Why do I think these papers are important? Well, aside from being good science (Wedel's paper has been called "an exemplary paleobiological study"), they both indicate (once again) that structures can evolve for one purpose and then be used for another. Small genomes, for instance, evolved in non-avian dinosaurs (Saurischians, about 230-250 MYA), but were later crucial for birds (the Saurischian lineage is ancestral to Ornithodira). "Pneumaticity" (air-filled bones) also evolved in dinosaurs - some very large dinosaurs - but was equally useful to birds. Interestingly enough, air-filled bones may have independently evolved two or three times!

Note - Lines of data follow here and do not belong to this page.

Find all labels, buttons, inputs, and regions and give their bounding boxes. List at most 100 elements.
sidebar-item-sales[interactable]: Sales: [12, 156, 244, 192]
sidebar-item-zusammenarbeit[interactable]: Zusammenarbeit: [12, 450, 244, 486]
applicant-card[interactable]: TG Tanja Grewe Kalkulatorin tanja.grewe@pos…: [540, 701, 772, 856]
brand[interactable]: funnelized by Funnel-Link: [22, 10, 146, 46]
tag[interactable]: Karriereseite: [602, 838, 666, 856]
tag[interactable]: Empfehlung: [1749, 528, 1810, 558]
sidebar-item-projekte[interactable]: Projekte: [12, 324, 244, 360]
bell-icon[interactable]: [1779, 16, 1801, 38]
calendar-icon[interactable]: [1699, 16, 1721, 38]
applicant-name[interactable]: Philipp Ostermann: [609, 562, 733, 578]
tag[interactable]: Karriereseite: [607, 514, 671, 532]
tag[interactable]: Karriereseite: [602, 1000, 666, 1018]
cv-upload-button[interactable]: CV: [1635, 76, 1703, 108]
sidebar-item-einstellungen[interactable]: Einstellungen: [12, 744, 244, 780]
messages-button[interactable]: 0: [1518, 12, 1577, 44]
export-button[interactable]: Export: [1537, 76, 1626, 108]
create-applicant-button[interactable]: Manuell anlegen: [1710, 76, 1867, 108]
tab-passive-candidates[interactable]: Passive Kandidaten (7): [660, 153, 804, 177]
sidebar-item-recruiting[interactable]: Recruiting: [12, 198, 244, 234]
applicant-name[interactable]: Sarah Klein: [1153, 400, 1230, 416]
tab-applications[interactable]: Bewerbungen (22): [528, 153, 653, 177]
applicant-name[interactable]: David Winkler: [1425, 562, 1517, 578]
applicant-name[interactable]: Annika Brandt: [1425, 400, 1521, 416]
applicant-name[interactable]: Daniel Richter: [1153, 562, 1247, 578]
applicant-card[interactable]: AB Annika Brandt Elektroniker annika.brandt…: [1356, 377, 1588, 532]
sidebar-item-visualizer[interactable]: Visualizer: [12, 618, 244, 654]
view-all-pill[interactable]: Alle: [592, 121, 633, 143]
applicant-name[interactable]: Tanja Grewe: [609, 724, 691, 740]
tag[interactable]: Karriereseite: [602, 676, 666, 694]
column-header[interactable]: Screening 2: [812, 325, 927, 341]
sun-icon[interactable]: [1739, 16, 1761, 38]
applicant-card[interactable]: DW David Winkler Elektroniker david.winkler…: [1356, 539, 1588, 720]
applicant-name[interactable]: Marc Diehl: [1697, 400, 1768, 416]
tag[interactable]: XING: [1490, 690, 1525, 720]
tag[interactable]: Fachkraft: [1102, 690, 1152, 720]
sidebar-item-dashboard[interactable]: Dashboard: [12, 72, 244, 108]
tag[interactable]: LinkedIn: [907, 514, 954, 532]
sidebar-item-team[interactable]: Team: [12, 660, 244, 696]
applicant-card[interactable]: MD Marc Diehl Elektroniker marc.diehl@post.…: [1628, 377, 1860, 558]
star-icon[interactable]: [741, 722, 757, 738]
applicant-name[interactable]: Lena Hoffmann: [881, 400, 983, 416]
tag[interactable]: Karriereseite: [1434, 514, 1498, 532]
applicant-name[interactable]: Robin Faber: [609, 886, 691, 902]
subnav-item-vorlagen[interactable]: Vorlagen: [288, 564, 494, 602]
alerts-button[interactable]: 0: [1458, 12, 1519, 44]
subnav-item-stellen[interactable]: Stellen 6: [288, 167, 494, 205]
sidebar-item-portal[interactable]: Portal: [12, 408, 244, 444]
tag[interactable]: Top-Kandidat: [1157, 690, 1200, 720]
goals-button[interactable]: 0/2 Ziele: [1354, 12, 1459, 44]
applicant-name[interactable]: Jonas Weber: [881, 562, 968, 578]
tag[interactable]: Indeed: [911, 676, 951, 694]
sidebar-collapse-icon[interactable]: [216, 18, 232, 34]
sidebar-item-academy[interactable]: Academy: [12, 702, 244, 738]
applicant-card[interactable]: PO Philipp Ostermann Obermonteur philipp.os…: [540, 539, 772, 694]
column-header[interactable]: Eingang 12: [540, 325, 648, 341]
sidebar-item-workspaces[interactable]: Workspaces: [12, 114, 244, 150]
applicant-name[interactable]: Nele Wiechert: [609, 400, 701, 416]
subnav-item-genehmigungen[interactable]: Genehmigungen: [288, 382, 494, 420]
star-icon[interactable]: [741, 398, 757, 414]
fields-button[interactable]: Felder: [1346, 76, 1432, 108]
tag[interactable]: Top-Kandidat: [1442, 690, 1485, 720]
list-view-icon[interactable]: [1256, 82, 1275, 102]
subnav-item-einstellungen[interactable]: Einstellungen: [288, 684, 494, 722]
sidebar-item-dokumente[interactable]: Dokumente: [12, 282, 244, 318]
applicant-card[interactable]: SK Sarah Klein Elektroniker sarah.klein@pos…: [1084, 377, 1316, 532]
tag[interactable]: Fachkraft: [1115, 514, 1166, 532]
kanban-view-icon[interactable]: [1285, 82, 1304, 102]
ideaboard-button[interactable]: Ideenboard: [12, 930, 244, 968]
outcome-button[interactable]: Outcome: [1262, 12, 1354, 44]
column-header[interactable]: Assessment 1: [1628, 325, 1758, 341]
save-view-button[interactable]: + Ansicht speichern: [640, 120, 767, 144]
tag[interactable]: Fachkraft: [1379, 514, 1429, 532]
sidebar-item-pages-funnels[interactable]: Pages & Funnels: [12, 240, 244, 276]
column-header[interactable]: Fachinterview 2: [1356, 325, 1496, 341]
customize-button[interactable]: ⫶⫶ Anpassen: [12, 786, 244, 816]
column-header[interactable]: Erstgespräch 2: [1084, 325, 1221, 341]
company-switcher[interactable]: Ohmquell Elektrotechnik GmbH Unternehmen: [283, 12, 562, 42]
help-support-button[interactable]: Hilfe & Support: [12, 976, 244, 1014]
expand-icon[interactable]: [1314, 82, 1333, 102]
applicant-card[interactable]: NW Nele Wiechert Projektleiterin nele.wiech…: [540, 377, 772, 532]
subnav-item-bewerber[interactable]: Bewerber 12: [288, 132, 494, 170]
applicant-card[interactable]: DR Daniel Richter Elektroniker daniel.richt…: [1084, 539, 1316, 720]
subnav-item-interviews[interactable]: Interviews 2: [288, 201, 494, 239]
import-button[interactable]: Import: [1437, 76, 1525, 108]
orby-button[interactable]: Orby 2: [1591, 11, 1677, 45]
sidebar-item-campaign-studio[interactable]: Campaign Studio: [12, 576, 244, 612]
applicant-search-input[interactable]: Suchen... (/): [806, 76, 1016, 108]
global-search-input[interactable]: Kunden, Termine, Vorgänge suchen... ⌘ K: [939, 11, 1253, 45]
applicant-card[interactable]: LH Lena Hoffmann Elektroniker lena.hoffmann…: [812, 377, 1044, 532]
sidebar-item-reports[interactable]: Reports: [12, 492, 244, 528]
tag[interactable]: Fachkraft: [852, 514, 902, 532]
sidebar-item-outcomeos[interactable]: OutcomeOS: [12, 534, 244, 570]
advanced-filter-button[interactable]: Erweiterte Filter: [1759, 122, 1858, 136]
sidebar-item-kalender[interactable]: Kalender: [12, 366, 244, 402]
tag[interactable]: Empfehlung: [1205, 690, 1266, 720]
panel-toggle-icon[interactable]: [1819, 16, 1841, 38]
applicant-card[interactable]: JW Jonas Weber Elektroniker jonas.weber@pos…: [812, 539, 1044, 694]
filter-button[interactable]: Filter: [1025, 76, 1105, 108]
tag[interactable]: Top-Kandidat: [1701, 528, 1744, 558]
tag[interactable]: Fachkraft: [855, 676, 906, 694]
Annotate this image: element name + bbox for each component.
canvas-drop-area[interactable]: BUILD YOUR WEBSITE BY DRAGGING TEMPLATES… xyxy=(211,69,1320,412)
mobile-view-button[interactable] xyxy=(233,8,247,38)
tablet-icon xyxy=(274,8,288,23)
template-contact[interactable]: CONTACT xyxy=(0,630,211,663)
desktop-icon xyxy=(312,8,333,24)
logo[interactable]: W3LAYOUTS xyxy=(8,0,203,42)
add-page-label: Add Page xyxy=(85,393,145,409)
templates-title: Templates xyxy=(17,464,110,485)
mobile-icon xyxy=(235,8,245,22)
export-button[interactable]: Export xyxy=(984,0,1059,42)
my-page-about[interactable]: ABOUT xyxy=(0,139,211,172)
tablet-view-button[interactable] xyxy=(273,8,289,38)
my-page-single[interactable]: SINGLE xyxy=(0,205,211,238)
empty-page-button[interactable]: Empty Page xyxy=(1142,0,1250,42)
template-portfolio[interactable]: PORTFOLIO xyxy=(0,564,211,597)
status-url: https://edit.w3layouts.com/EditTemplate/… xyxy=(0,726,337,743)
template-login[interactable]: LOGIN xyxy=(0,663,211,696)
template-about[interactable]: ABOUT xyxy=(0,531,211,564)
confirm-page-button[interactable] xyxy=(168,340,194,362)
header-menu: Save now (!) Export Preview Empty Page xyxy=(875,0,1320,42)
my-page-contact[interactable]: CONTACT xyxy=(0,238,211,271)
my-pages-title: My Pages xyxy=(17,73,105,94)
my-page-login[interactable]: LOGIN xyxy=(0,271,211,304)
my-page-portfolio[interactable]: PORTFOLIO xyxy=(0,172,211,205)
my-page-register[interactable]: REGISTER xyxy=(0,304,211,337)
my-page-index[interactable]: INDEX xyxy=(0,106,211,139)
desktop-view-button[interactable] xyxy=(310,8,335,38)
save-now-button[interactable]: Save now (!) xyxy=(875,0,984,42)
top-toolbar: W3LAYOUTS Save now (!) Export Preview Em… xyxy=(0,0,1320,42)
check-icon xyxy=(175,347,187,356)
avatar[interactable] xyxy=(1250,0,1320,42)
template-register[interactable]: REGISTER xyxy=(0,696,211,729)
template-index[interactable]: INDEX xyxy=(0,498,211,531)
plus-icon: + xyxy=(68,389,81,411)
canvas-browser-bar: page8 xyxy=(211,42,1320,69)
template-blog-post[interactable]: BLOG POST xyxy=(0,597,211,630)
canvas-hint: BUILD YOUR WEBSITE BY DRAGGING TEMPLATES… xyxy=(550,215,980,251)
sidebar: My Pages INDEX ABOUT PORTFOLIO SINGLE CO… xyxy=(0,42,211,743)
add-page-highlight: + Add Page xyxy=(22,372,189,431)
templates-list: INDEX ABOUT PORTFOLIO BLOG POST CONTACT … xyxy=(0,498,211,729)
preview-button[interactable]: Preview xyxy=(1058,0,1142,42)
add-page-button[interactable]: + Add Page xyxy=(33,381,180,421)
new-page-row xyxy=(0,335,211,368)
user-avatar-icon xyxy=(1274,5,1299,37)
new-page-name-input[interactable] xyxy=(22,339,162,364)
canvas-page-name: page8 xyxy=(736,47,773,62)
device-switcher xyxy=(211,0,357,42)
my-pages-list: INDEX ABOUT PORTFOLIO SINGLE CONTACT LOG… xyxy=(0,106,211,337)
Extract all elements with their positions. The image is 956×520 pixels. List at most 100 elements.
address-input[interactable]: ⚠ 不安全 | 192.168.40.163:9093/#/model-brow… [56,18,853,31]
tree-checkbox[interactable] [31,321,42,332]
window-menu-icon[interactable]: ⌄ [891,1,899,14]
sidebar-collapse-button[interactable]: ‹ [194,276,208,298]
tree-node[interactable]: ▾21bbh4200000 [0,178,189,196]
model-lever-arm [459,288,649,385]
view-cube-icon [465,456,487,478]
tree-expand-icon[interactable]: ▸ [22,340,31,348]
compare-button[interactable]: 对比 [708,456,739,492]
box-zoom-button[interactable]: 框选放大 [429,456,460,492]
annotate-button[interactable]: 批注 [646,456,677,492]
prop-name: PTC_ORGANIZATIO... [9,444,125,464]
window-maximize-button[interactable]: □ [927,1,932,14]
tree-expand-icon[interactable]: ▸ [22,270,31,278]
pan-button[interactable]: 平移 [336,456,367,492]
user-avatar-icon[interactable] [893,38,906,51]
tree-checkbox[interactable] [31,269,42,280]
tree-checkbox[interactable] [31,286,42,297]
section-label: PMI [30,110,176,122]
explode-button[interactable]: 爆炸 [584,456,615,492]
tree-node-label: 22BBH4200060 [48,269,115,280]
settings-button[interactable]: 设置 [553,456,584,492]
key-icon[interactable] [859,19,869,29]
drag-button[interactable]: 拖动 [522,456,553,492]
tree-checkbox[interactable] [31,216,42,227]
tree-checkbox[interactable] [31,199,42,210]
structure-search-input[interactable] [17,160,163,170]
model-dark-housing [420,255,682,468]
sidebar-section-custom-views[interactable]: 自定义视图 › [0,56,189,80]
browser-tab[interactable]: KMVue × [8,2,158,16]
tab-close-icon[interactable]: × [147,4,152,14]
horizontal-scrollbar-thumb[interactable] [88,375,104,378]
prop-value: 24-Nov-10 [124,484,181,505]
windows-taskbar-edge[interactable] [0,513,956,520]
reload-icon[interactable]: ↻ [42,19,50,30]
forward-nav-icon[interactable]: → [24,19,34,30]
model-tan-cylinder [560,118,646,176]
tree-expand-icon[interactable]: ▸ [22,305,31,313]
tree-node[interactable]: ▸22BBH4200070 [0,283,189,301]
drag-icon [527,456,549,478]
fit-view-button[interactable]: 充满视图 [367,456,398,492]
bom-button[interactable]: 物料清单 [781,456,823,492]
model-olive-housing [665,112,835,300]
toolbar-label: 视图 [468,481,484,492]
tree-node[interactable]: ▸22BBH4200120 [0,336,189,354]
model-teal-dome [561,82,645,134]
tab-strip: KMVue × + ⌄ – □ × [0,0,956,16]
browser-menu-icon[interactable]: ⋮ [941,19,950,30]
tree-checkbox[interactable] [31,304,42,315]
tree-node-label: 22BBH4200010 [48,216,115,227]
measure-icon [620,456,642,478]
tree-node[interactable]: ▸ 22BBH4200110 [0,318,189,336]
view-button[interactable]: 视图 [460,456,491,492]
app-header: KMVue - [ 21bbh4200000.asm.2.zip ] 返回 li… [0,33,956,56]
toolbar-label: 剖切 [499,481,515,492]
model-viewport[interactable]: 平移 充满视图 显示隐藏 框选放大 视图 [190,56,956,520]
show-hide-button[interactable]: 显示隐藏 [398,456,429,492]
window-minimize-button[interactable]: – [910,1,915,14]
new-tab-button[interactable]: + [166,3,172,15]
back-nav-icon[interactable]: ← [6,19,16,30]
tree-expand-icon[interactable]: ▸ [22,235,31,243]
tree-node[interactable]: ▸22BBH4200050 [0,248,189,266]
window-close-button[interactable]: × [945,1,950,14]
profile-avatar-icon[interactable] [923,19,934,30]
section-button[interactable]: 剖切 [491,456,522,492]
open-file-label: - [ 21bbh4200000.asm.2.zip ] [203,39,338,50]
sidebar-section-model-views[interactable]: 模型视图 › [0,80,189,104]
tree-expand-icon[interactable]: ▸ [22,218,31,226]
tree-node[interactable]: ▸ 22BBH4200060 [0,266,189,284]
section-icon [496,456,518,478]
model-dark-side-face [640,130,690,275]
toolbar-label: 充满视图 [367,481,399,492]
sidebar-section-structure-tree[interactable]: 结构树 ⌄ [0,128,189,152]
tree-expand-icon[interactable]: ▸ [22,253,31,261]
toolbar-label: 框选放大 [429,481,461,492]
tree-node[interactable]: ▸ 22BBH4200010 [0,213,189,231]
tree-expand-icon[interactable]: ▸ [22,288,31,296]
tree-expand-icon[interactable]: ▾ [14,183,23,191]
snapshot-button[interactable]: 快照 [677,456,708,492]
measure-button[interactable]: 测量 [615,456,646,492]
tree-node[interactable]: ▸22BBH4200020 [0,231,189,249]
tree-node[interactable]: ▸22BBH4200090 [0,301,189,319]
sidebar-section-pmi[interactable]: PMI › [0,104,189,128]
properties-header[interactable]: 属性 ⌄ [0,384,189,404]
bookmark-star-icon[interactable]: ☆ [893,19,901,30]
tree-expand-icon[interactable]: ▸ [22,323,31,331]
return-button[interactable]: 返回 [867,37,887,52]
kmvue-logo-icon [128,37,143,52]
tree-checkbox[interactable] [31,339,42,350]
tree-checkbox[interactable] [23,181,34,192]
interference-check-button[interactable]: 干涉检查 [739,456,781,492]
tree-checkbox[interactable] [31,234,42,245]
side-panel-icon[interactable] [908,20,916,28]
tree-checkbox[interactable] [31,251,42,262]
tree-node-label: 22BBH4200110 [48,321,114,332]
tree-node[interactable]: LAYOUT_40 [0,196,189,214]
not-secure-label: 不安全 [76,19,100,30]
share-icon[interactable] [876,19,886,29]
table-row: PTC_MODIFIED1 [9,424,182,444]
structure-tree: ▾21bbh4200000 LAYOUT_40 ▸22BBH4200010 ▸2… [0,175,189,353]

The genome article also points out that a number of avian traits are now associated with non-avian dinosaurs:

"These genomic characteristics should be added to the list of attributes previously considered avian but now thought to have arisen in non-avian dinosaurs, such as feathers, pulmonary innovations, and parental care and nesting."

"Pulmonary innovations" are, of course, what pneumaticity is all about.


The articles are interesting for another reason: dinosaurs are a very big deal in our house.

The news item in Nature announcing the genome article contains a slip of the tongue (pointed out to me by my 12-year-old son):

"An interesting next step would be to look at the genome sizes of the flying dinosaurs, the pterosaurs, which evolved flight independently of birds."

Pterosaurs aren't dinosaurs, they're flying reptiles.